0736 GMT January 29, 2022
Now, there is increasing evidence that it could hit $100 and average around $80 in the medium-term. The $100 mark sounded unlikely when a few intrepid analysts started floating it earlier this year, but oil executives and analysts are uttering that number more regularly.
“I’m a firm believer that we’re going to be an $80 to $100 scenario over the next several years, if not higher,” said Pioneer Natural Resources CEO Scott Sheffield on the company’s earnings call this week.
Sheffield had seemed less convinced about the $100 number a few months ago. But he is increasingly sure that supply won’t be able to keep up with demand.
“I do think that we’re getting in a very, very tighter market over the next several years,” he said. “Unused capacity in OPEC+ is going to be used up in the next two years. There’s no extra supply.”
With oil prices high, producers like Pioneer are suddenly pumping out substantial cash, and returning more of it to shareholders. Pioneer’s base dividend is 62 cents a quarter, but the company also has a variable dividend that it pays out based on its cash flow.
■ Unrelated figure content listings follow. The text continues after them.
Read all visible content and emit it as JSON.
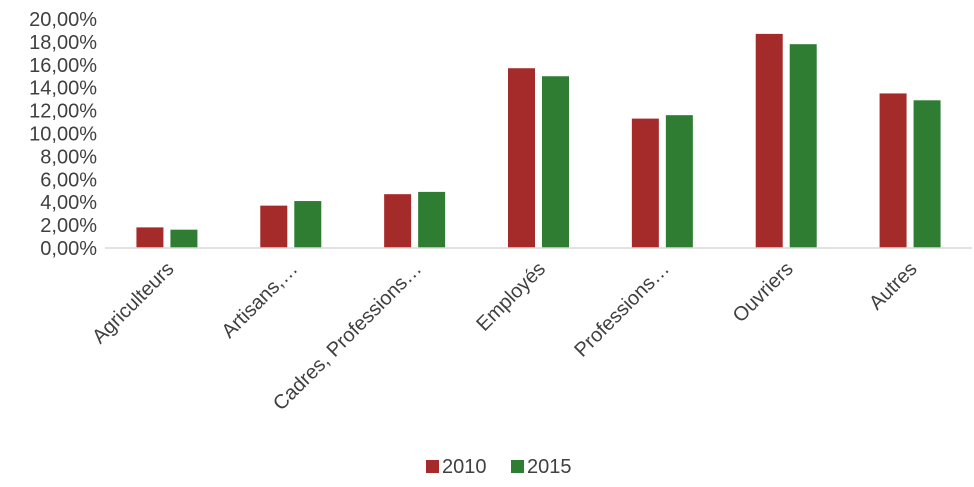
{
  "chart_data": {
    "type": "bar",
    "categories": [
      "Agriculteurs",
      "Artisans,…",
      "Cadres, Professions…",
      "Employés",
      "Professions…",
      "Ouvriers",
      "Autres"
    ],
    "series": [
      {
        "name": "2010",
        "color": "#a52a2a",
        "values": [
          1.8,
          3.7,
          4.7,
          15.7,
          11.3,
          18.7,
          13.5
        ]
      },
      {
        "name": "2015",
        "color": "#2e7d32",
        "values": [
          1.6,
          4.1,
          4.9,
          15.0,
          11.6,
          17.8,
          12.9
        ]
      }
    ],
    "ylim": [
      0,
      20
    ],
    "yticks": [
      "0,00%",
      "2,00%",
      "4,00%",
      "6,00%",
      "8,00%",
      "10,00%",
      "12,00%",
      "14,00%",
      "16,00%",
      "18,00%",
      "20,00%"
    ],
    "grid": false,
    "legend_position": "bottom-center"
  }
}
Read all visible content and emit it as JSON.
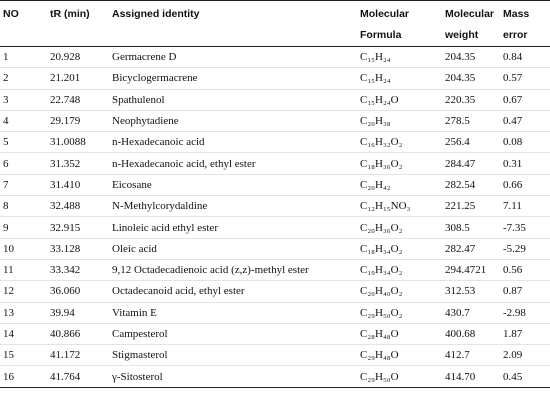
{
  "headers": {
    "no": "NO",
    "tr": "tR (min)",
    "identity": "Assigned identity",
    "formula_1": "Molecular",
    "formula_2": "Formula",
    "weight_1": "Molecular",
    "weight_2": "weight",
    "error_1": "Mass",
    "error_2": "error"
  },
  "rows": [
    {
      "no": "1",
      "tr": "20.928",
      "identity": "Germacrene D",
      "formula": "C₁₅H₂₄",
      "weight": "204.35",
      "error": "0.84"
    },
    {
      "no": "2",
      "tr": "21.201",
      "identity": "Bicyclogermacrene",
      "formula": "C₁₅H₂₄",
      "weight": "204.35",
      "error": "0.57"
    },
    {
      "no": "3",
      "tr": "22.748",
      "identity": "Spathulenol",
      "formula": "C₁₅H₂₄O",
      "weight": "220.35",
      "error": "0.67"
    },
    {
      "no": "4",
      "tr": "29.179",
      "identity": "Neophytadiene",
      "formula": "C₂₀H₃₈",
      "weight": "278.5",
      "error": "0.47"
    },
    {
      "no": "5",
      "tr": "31.0088",
      "identity": "n-Hexadecanoic acid",
      "formula": "C₁₆H₃₂O₂",
      "weight": "256.4",
      "error": "0.08"
    },
    {
      "no": "6",
      "tr": "31.352",
      "identity": "n-Hexadecanoic acid, ethyl ester",
      "formula": "C₁₈H₃₆O₂",
      "weight": "284.47",
      "error": "0.31"
    },
    {
      "no": "7",
      "tr": "31.410",
      "identity": "Eicosane",
      "formula": "C₂₀H₄₂",
      "weight": "282.54",
      "error": "0.66"
    },
    {
      "no": "8",
      "tr": "32.488",
      "identity": "N-Methylcorydaldine",
      "formula": "C₁₂H₁₅NO₃",
      "weight": "221.25",
      "error": "7.11"
    },
    {
      "no": "9",
      "tr": "32.915",
      "identity": "Linoleic acid ethyl ester",
      "formula": "C₂₀H₃₆O₂",
      "weight": "308.5",
      "error": "-7.35"
    },
    {
      "no": "10",
      "tr": "33.128",
      "identity": "Oleic acid",
      "formula": "C₁₈H₃₄O₂",
      "weight": "282.47",
      "error": "-5.29"
    },
    {
      "no": "11",
      "tr": "33.342",
      "identity": "9,12 Octadecadienoic acid (z,z)-methyl ester",
      "formula": "C₁₉H₃₄O₂",
      "weight": "294.4721",
      "error": "0.56"
    },
    {
      "no": "12",
      "tr": "36.060",
      "identity": "Octadecanoid acid, ethyl ester",
      "formula": "C₂₀H₄₀O₂",
      "weight": "312.53",
      "error": "0.87"
    },
    {
      "no": "13",
      "tr": "39.94",
      "identity": "Vitamin E",
      "formula": "C₂₉H₅₀O₂",
      "weight": "430.7",
      "error": "-2.98"
    },
    {
      "no": "14",
      "tr": "40.866",
      "identity": "Campesterol",
      "formula": "C₂₈H₄₈O",
      "weight": "400.68",
      "error": "1.87"
    },
    {
      "no": "15",
      "tr": "41.172",
      "identity": "Stigmasterol",
      "formula": "C₂₉H₄₈O",
      "weight": "412.7",
      "error": "2.09"
    },
    {
      "no": "16",
      "tr": "41.764",
      "identity": "γ-Sitosterol",
      "formula": "C₂₉H₅₀O",
      "weight": "414.70",
      "error": "0.45"
    }
  ]
}
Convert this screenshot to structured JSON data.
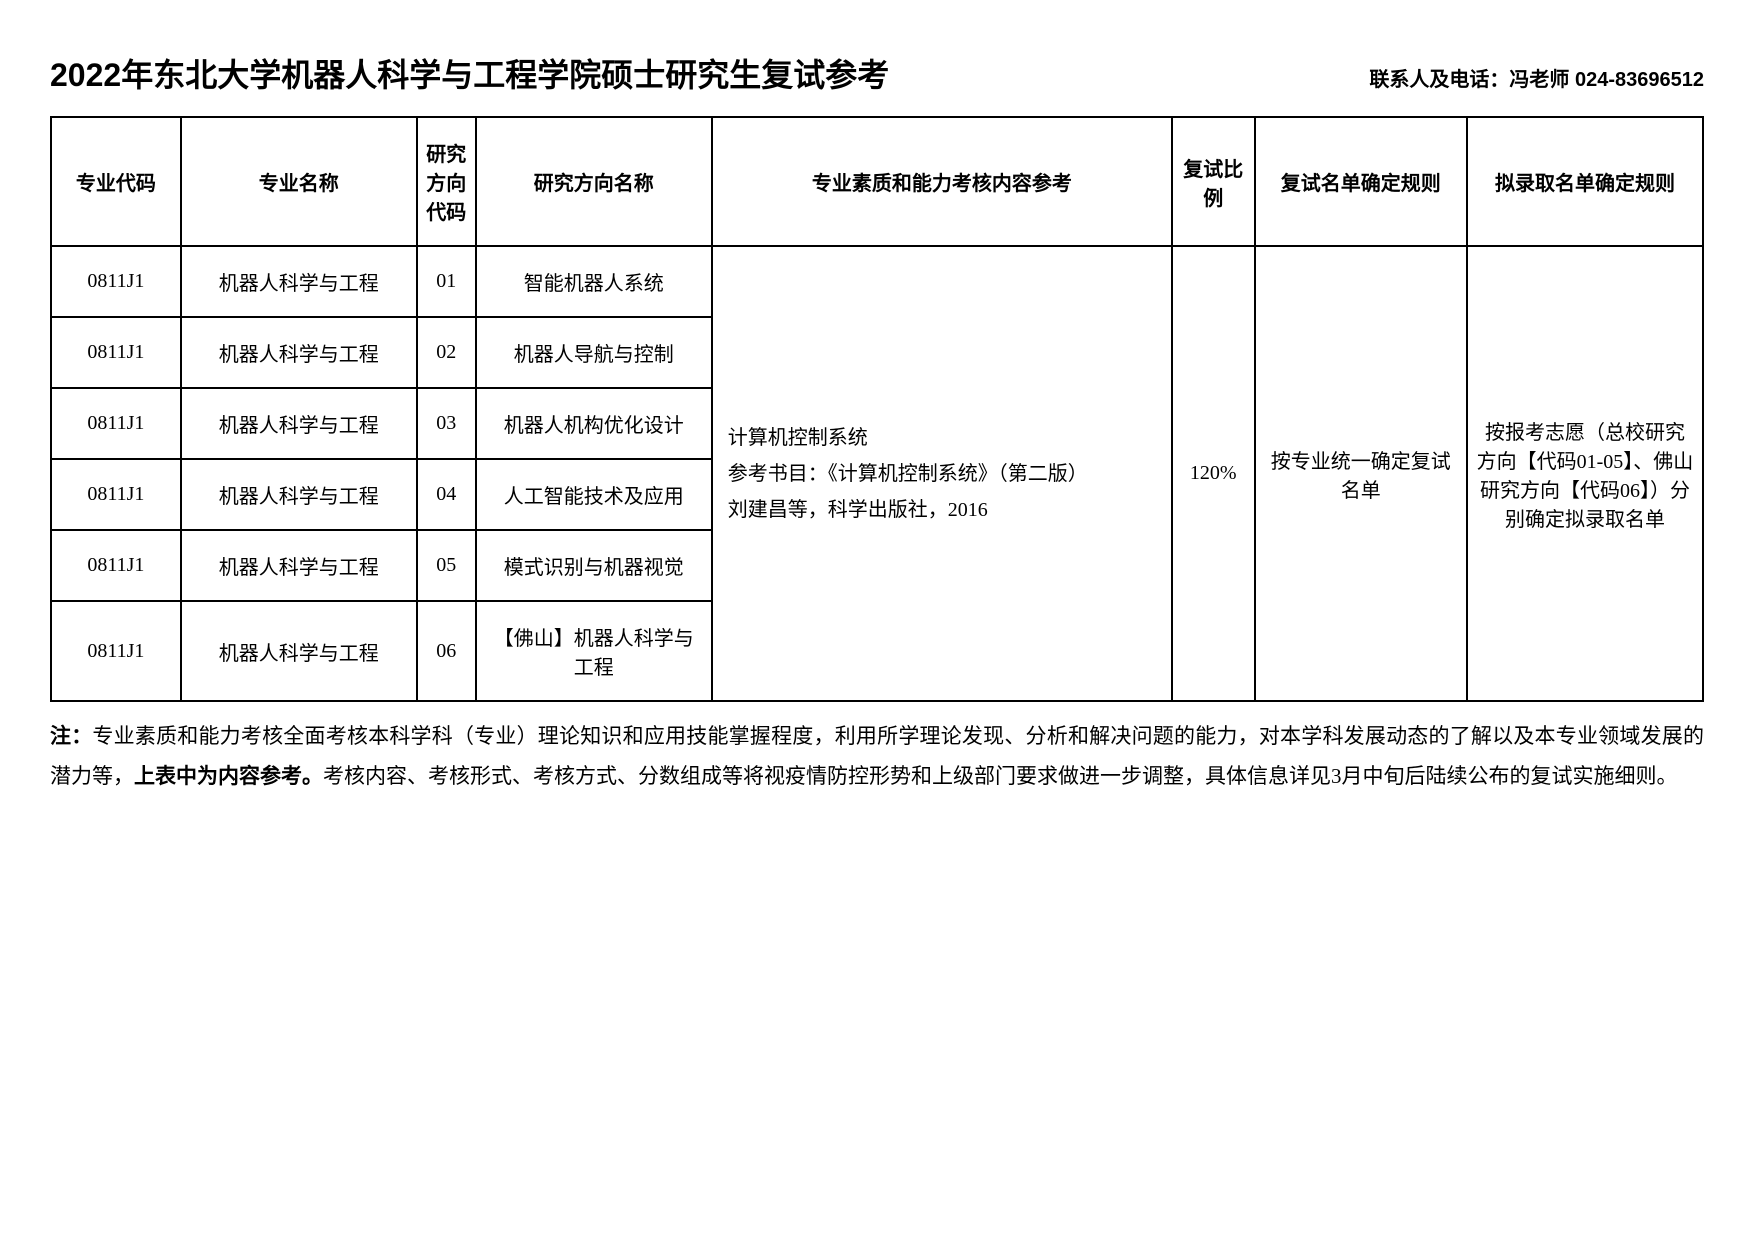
{
  "header": {
    "title": "2022年东北大学机器人科学与工程学院硕士研究生复试参考",
    "contact": "联系人及电话：冯老师  024-83696512"
  },
  "table": {
    "headers": {
      "code": "专业代码",
      "name": "专业名称",
      "dirnum": "研究方向代码",
      "dirname": "研究方向名称",
      "content": "专业素质和能力考核内容参考",
      "ratio": "复试比例",
      "rule1": "复试名单确定规则",
      "rule2": "拟录取名单确定规则"
    },
    "rows": [
      {
        "code": "0811J1",
        "name": "机器人科学与工程",
        "dirnum": "01",
        "dirname": "智能机器人系统"
      },
      {
        "code": "0811J1",
        "name": "机器人科学与工程",
        "dirnum": "02",
        "dirname": "机器人导航与控制"
      },
      {
        "code": "0811J1",
        "name": "机器人科学与工程",
        "dirnum": "03",
        "dirname": "机器人机构优化设计"
      },
      {
        "code": "0811J1",
        "name": "机器人科学与工程",
        "dirnum": "04",
        "dirname": "人工智能技术及应用"
      },
      {
        "code": "0811J1",
        "name": "机器人科学与工程",
        "dirnum": "05",
        "dirname": "模式识别与机器视觉"
      },
      {
        "code": "0811J1",
        "name": "机器人科学与工程",
        "dirnum": "06",
        "dirname": "【佛山】机器人科学与工程"
      }
    ],
    "merged": {
      "content_line1": "计算机控制系统",
      "content_line2": "参考书目：《计算机控制系统》（第二版）",
      "content_line3": "刘建昌等，科学出版社，2016",
      "ratio": "120%",
      "rule1": "按专业统一确定复试名单",
      "rule2": "按报考志愿（总校研究方向【代码01-05】、佛山研究方向【代码06】）分别确定拟录取名单"
    }
  },
  "note": {
    "prefix": "注：",
    "part1": "专业素质和能力考核全面考核本科学科（专业）理论知识和应用技能掌握程度，利用所学理论发现、分析和解决问题的能力，对本学科发展动态的了解以及本专业领域发展的潜力等，",
    "bold": "上表中为内容参考。",
    "part2": "考核内容、考核形式、考核方式、分数组成等将视疫情防控形势和上级部门要求做进一步调整，具体信息详见3月中旬后陆续公布的复试实施细则。"
  }
}
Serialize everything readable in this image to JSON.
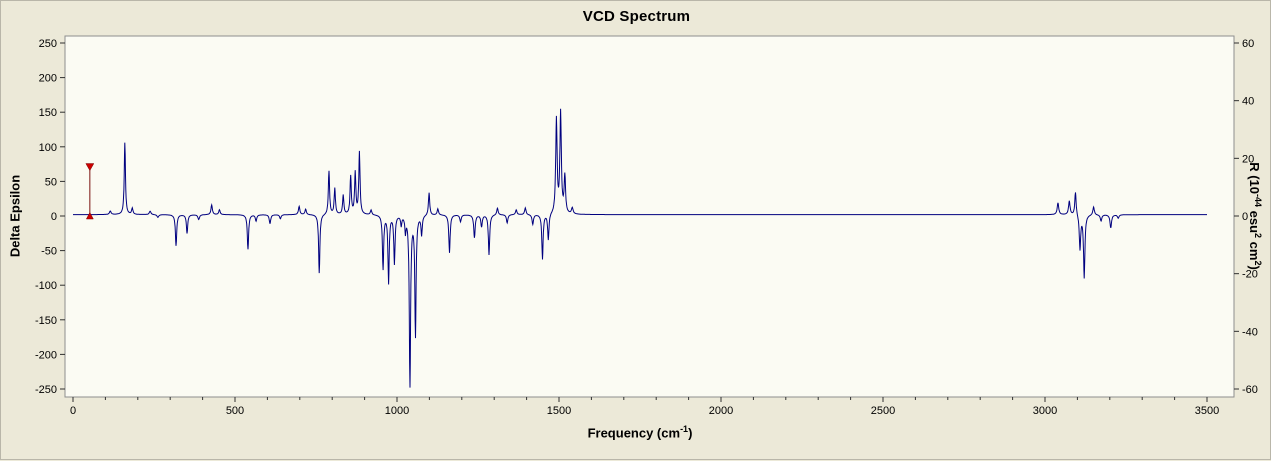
{
  "colors": {
    "window_background": "#ece9d8",
    "plot_background": "#fbfbf3",
    "plot_border": "#8e8e8e",
    "line": "#00007f",
    "cursor_marker": "#cc0000",
    "text": "#000000"
  },
  "chart_data": {
    "type": "line",
    "title": "VCD Spectrum",
    "xlabel": "Frequency (cm⁻¹)",
    "xlabel_parts": {
      "pre": "Frequency (cm",
      "sup": "-1",
      "post": ")"
    },
    "ylabel_left": "Delta Epsilon",
    "ylabel_right": "R (10⁻⁴⁴ esu² cm²)",
    "ylabel_right_parts": {
      "pre": "R (10",
      "sup1": "-44",
      "mid1": " esu",
      "sup2": "2",
      "mid2": " cm",
      "sup3": "2",
      "post": ")"
    },
    "xlim": [
      0,
      3500
    ],
    "ylim_left": [
      -250,
      250
    ],
    "ylim_right": [
      -60,
      60
    ],
    "x_ticks": [
      0,
      500,
      1000,
      1500,
      2000,
      2500,
      3000,
      3500
    ],
    "x_minor_step": 100,
    "y_ticks_left": [
      250,
      200,
      150,
      100,
      50,
      0,
      -50,
      -100,
      -150,
      -200,
      -250
    ],
    "y_ticks_right": [
      60,
      40,
      20,
      0,
      -20,
      -40,
      -60
    ],
    "grid": false,
    "legend": "none",
    "line_color": "#00007f",
    "plot_bg": "#fbfbf3",
    "marker_color": "#cc0000",
    "baseline": 2,
    "peaks": [
      {
        "c": 115,
        "y": 5,
        "w": 3
      },
      {
        "c": 160,
        "y": 104,
        "w": 2.2
      },
      {
        "c": 183,
        "y": 9,
        "w": 2.5
      },
      {
        "c": 238,
        "y": 5,
        "w": 3
      },
      {
        "c": 262,
        "y": -4,
        "w": 3
      },
      {
        "c": 318,
        "y": -45,
        "w": 2.4
      },
      {
        "c": 352,
        "y": -27,
        "w": 2.4
      },
      {
        "c": 388,
        "y": -7,
        "w": 3
      },
      {
        "c": 428,
        "y": 14,
        "w": 2.6
      },
      {
        "c": 452,
        "y": 7,
        "w": 2.6
      },
      {
        "c": 540,
        "y": -50,
        "w": 2.4
      },
      {
        "c": 565,
        "y": -9,
        "w": 2.6
      },
      {
        "c": 608,
        "y": -13,
        "w": 2.6
      },
      {
        "c": 640,
        "y": -6,
        "w": 2.6
      },
      {
        "c": 698,
        "y": 12,
        "w": 2.6
      },
      {
        "c": 718,
        "y": 8,
        "w": 2.6
      },
      {
        "c": 760,
        "y": -85,
        "w": 2.3
      },
      {
        "c": 790,
        "y": 63,
        "w": 2.3
      },
      {
        "c": 808,
        "y": 38,
        "w": 2.3
      },
      {
        "c": 834,
        "y": 28,
        "w": 2.3
      },
      {
        "c": 857,
        "y": 55,
        "w": 2.3
      },
      {
        "c": 871,
        "y": 60,
        "w": 2.3
      },
      {
        "c": 884,
        "y": 90,
        "w": 2.3
      },
      {
        "c": 920,
        "y": 7,
        "w": 2.6
      },
      {
        "c": 957,
        "y": -78,
        "w": 2.3
      },
      {
        "c": 974,
        "y": -98,
        "w": 2.3
      },
      {
        "c": 992,
        "y": -70,
        "w": 2.3
      },
      {
        "c": 1013,
        "y": -14,
        "w": 2
      },
      {
        "c": 1026,
        "y": -22,
        "w": 2
      },
      {
        "c": 1040,
        "y": -246,
        "w": 2.4
      },
      {
        "c": 1057,
        "y": -173,
        "w": 2.3
      },
      {
        "c": 1076,
        "y": -28,
        "w": 2.3
      },
      {
        "c": 1099,
        "y": 33,
        "w": 2.4
      },
      {
        "c": 1126,
        "y": 9,
        "w": 2.6
      },
      {
        "c": 1162,
        "y": -55,
        "w": 2.4
      },
      {
        "c": 1196,
        "y": -10,
        "w": 2.6
      },
      {
        "c": 1239,
        "y": -33,
        "w": 2.6
      },
      {
        "c": 1261,
        "y": -17,
        "w": 2.6
      },
      {
        "c": 1284,
        "y": -58,
        "w": 2.4
      },
      {
        "c": 1310,
        "y": 10,
        "w": 2.6
      },
      {
        "c": 1340,
        "y": -12,
        "w": 2.6
      },
      {
        "c": 1368,
        "y": 7,
        "w": 2.6
      },
      {
        "c": 1396,
        "y": 10,
        "w": 2.6
      },
      {
        "c": 1419,
        "y": -14,
        "w": 2.6
      },
      {
        "c": 1449,
        "y": -65,
        "w": 2.4
      },
      {
        "c": 1467,
        "y": -38,
        "w": 2.4
      },
      {
        "c": 1492,
        "y": 137,
        "w": 2.6
      },
      {
        "c": 1505,
        "y": 146,
        "w": 2.6
      },
      {
        "c": 1518,
        "y": 54,
        "w": 2.6
      },
      {
        "c": 1541,
        "y": 9,
        "w": 3
      },
      {
        "c": 3040,
        "y": 17,
        "w": 2.8
      },
      {
        "c": 3075,
        "y": 20,
        "w": 2.8
      },
      {
        "c": 3094,
        "y": 34,
        "w": 2.5
      },
      {
        "c": 3108,
        "y": -50,
        "w": 2.5
      },
      {
        "c": 3121,
        "y": -91,
        "w": 2.5
      },
      {
        "c": 3150,
        "y": 12,
        "w": 2.8
      },
      {
        "c": 3173,
        "y": -9,
        "w": 2.8
      },
      {
        "c": 3203,
        "y": -19,
        "w": 2.8
      },
      {
        "c": 3226,
        "y": -5,
        "w": 2.8
      }
    ],
    "cursor_marker": {
      "x": 52,
      "y1": 0,
      "y2": 70
    }
  }
}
The variable dividend soared to $3.02 in the latest quarter. On an annualized basis, its total dividend yield would be nearly 8%.
EOG Resources (EOG), another large U.S. producer, increased its dividend 82% in the quarter and paid out a $2 per share special dividend — a hefty quarterly payout for a company with a $94 stock price.
Both Brent crude and West Texas Intermediate crude have been trading over $80 a barrel in the last couple of weeks, although WTI slipped below $80 on Thursday as inventories of oil rose in the U.S. Brent was back up 0.9% on Friday, to $81.25 a barrel, and WTI was up 1.2%, to $79.75 a barrel. WTI has more than doubled from a year ago.
The main reason that oil is likely to stay high is that the Organization of the Petroleum Exporting Countries has again become the main decision maker on oil prices — and OPEC members are willing to hold back some production in return for consistently high prices.
The U.S. was the wild card in oil production in the past, because producers could simply drill more when prices were high. But producers are ramping up slowly, because they want to be careful with their balance sheets. Even Pioneer is planning to grow zero to 5%, despite Sheffield’s optimism.
With U.S. supplies unlikely to return to their previous highs, OPEC has free rein to decide the price of oil, absent some larger economic shock. And for now, all the nations in OPEC, as well as allies like Russia, are refusing to bring back supply more quickly despite calls for increases from the U.S. and elsewhere. The group decided on Thursday to restore just 400,000 daily barrels of production next month, in line with its previous expectations.
“The producer group presented a united front, with energy ministers from Kuwait to Kazakhstan lining up to [defend] the decision,” noted J.P. Morgan’s commodities analysts led by Natasha Kaneva.
The only tool the U.S. might use right now is to release some oil from the Strategic Petroleum Reserve, though President Biden has seemed cool to that idea. If the U.S. did release 30 million barrels, it would probably cause oil prices to dip between $2 and $5, Kaneva estimates. That is not enough to change the commodity’s trajectory.
For now, OPEC holds the cards.
“If these dynamics are maintained in 2022, OPEC+ may target a particular market outcome, whether it is an inventory premium, resulting in an average Brent oil price of $80 next year, or a spare capacity premium, that could push prices much higher to over $100/barrel,” Kaneva wrote.